El final es difícil, puesto que convoca una noción que para nosotros, los occidentales, nos resulta ya muy lejana. El honor es una virtud que casi no nos resuena. La política la ha hecho desaparecer de buena parte del planeta. Sin embargo, en algunas regiones del mundo todavía es preferible pasar por loco antes que ser recordado como un traidor. La sola idea de asesinar al Emperador, el símbolo del Padre Celestial, es de una magnitud tan monstruosa que contradice el orden del universo. Para salvar el orden y el honor, la madre del hombre gordo ha considerado preferible difundir la historia de la locura. ¿O ha sido su hijo quien ha sostenido esta historia, poniéndola en boca de su madre? Si su padre no estaba loco, y su hijo sobrevivirá a la locura del hombre gordo, ¿qué hará él? Ahora que por fin es libre, libre “de hacerle frente en solitario”, ¿quién podrá enseñarle a sobrevivirla?

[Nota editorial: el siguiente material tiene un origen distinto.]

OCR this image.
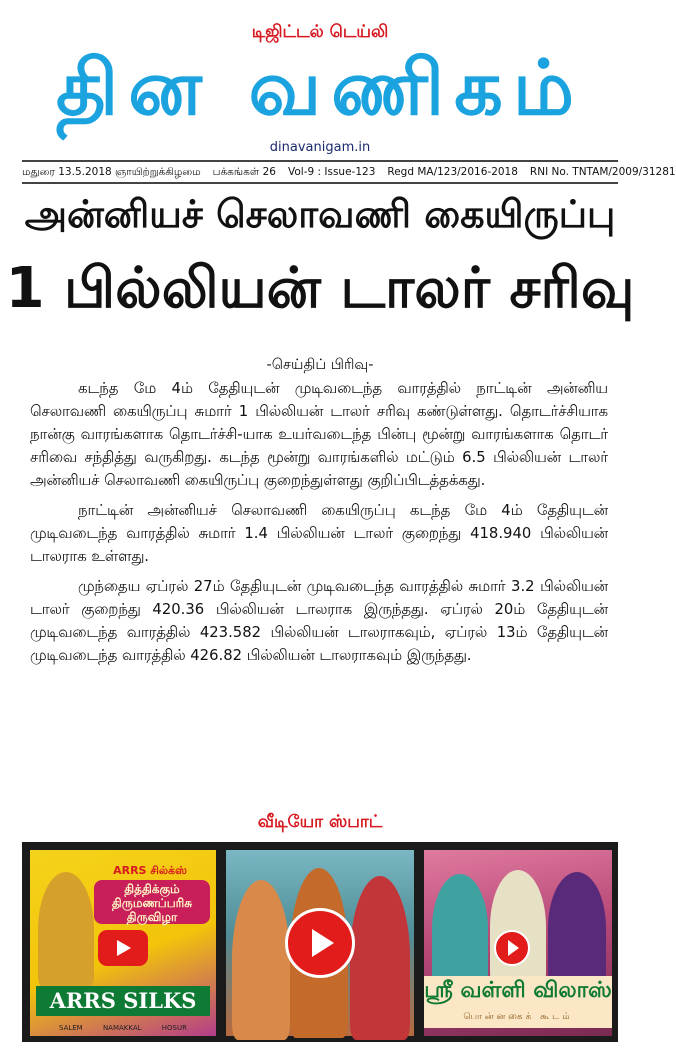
டிஜிட்டல் டெய்லி
தின வணிகம்
dinavanigam.in
மதுரை 13.5.2018 ஞாயிற்றுக்கிழமை பக்கங்கள் 26 Vol-9 : Issue-123 Regd MA/123/2016-2018 RNI No. TNTAM/2009/31281
அன்னியச் செலாவணி கையிருப்பு
1 பில்லியன் டாலர் சரிவு
-செய்திப் பிரிவு-

கடந்த மே 4ம் தேதியுடன் முடிவடைந்த வாரத்தில் நாட்டின் அன்னிய செலாவணி கையிருப்பு சுமார் 1 பில்லியன் டாலர் சரிவு கண்டுள்ளது. தொடர்ச்சியாக நான்கு வாரங்களாக தொடர்ச்சி-யாக உயர்வடைந்த பின்பு மூன்று வாரங்களாக தொடர் சரிவை சந்தித்து வருகிறது. கடந்த மூன்று வாரங்களில் மட்டும் 6.5 பில்லியன் டாலர் அன்னியச் செலாவணி கையிருப்பு குறைந்துள்ளது குறிப்பிடத்தக்கது.

நாட்டின் அன்னியச் செலாவணி கையிருப்பு கடந்த மே 4ம் தேதியுடன் முடிவடைந்த வாரத்தில் சுமார் 1.4 பில்லியன் டாலர் குறைந்து 418.940 பில்லியன் டாலராக உள்ளது.

முந்தைய ஏப்ரல் 27ம் தேதியுடன் முடிவடைந்த வாரத்தில் சுமார் 3.2 பில்லியன் டாலர் குறைந்து 420.36 பில்லியன் டாலராக இருந்தது. ஏப்ரல் 20ம் தேதியுடன் முடிவடைந்த வாரத்தில் 423.582 பில்லியன் டாலராகவும், ஏப்ரல் 13ம் தேதியுடன் முடிவடைந்த வாரத்தில் 426.82 பில்லியன் டாலராகவும் இருந்தது.

வீடியோ ஸ்பாட்
ARRS சில்க்ஸ்
தித்திக்கும் திருமணப்பரிசு திருவிழா
ARRS SILKS
SALEM NAMAKKAL HOSUR
ஸ்ரீ வள்ளி விலாஸ்
பொன்னகைக் கூடம்
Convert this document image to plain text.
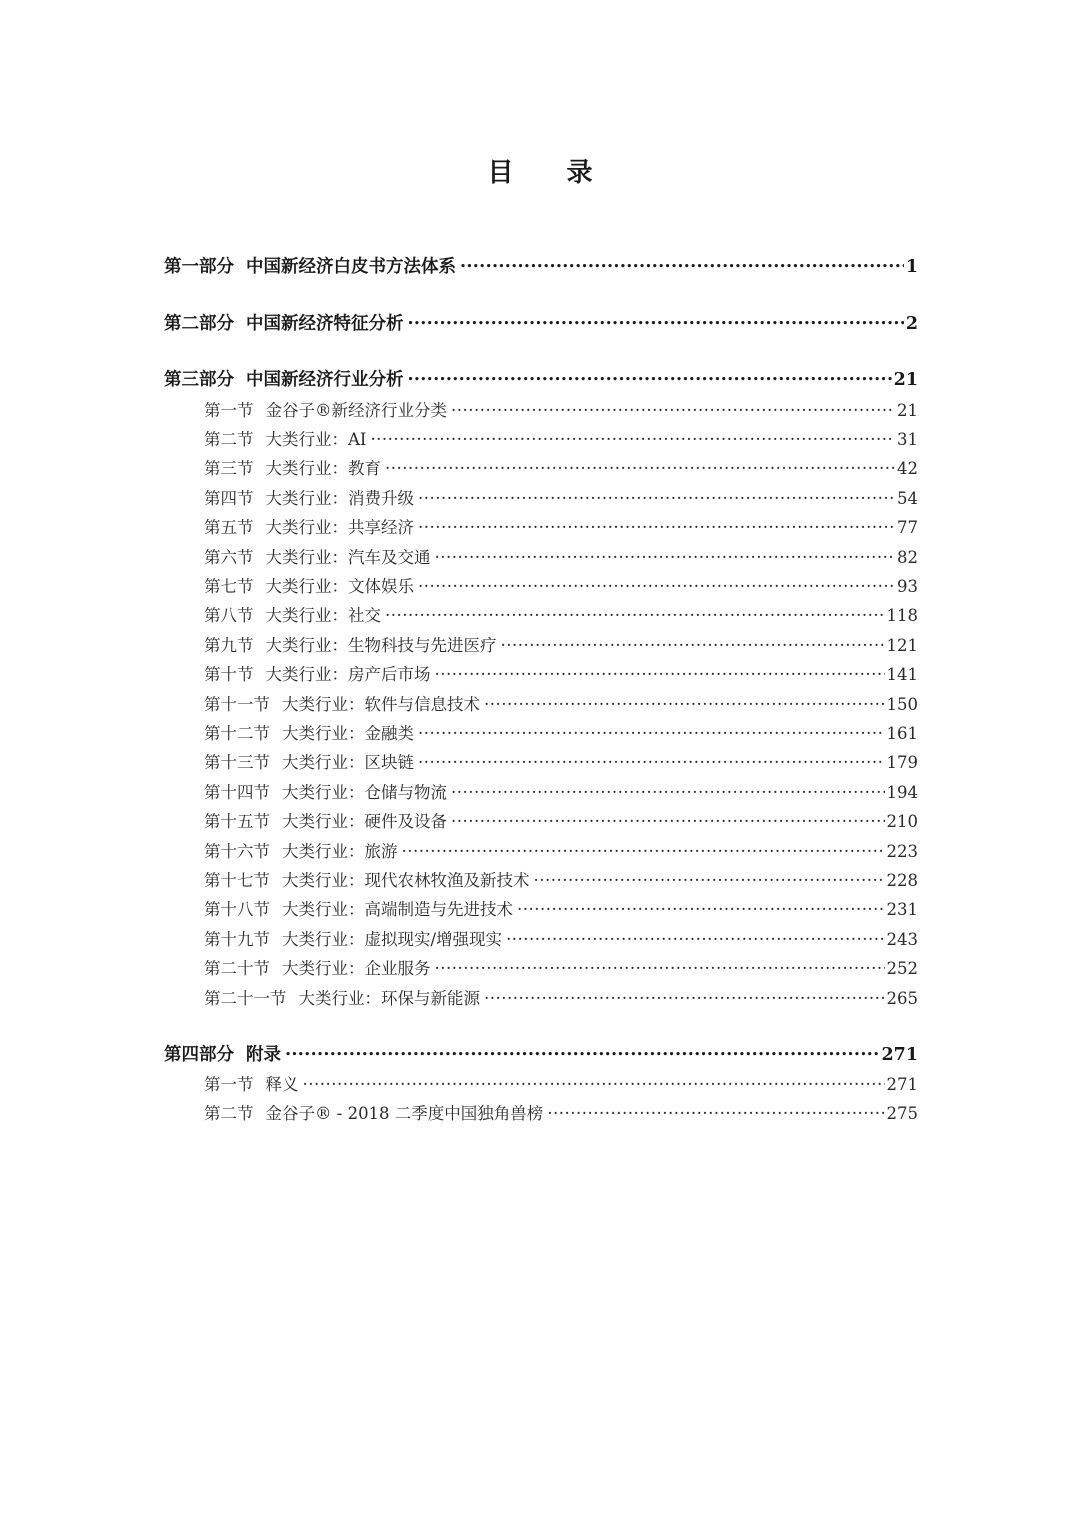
目 录
第一部分 中国新经济白皮书方法体系 .....	1
第二部分 中国新经济特征分析 .....	2
第三部分 中国新经济行业分析 .....	21
第一节 金谷子®新经济行业分类 .....	21
第二节 大类行业：AI .....	31
第三节 大类行业：教育 .....	42
第四节 大类行业：消费升级 .....	54
第五节 大类行业：共享经济 .....	77
第六节 大类行业：汽车及交通 .....	82
第七节 大类行业：文体娱乐 .....	93
第八节 大类行业：社交 .....	118
第九节 大类行业：生物科技与先进医疗 .....	121
第十节 大类行业：房产后市场 .....	141
第十一节 大类行业：软件与信息技术 .....	150
第十二节 大类行业：金融类 .....	161
第十三节 大类行业：区块链 .....	179
第十四节 大类行业：仓储与物流 .....	194
第十五节 大类行业：硬件及设备 .....	210
第十六节 大类行业：旅游 .....	223
第十七节 大类行业：现代农林牧渔及新技术 .....	228
第十八节 大类行业：高端制造与先进技术 .....	231
第十九节 大类行业：虚拟现实/增强现实 .....	243
第二十节 大类行业：企业服务 .....	252
第二十一节 大类行业：环保与新能源 .....	265
第四部分 附录 .....	271
第一节 释义 .....	271
第二节 金谷子® - 2018 二季度中国独角兽榜 .....	275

“Un día de primavera, hacia el mediodía, mientras se duchaba después de la sauna, vio delante de él a un desconocido de piel bronceada que le intrigó profundamente. El vaho que empañaba el espejo sin duda estaba allí por algún motivo: ese desconocido era él. A fuerza de observar la imagen que llenaba el espejo, fue advirtiendo en ella numerosos síntomas de desequilibrio mental. Pero, esta vez, ya no tenía ni hijo ni padre con quienes compartir la locura que se apoderaba de él cada vez con más fuerza, amenazando con invadirlo por entero”. Con la historia de la locura paterna y la invalidez del hijo, el hombre gordo ha cubierto de vaho su propio espejo. Todos hacemos más o menos algo parecido. Nos aferramos fuertemente a algo para disimular nuestra locura. Si nos lo quitan, o lo perdemos, caemos en el estanque de la verdad. Y casi siempre sus aguas huelen horriblemente mal.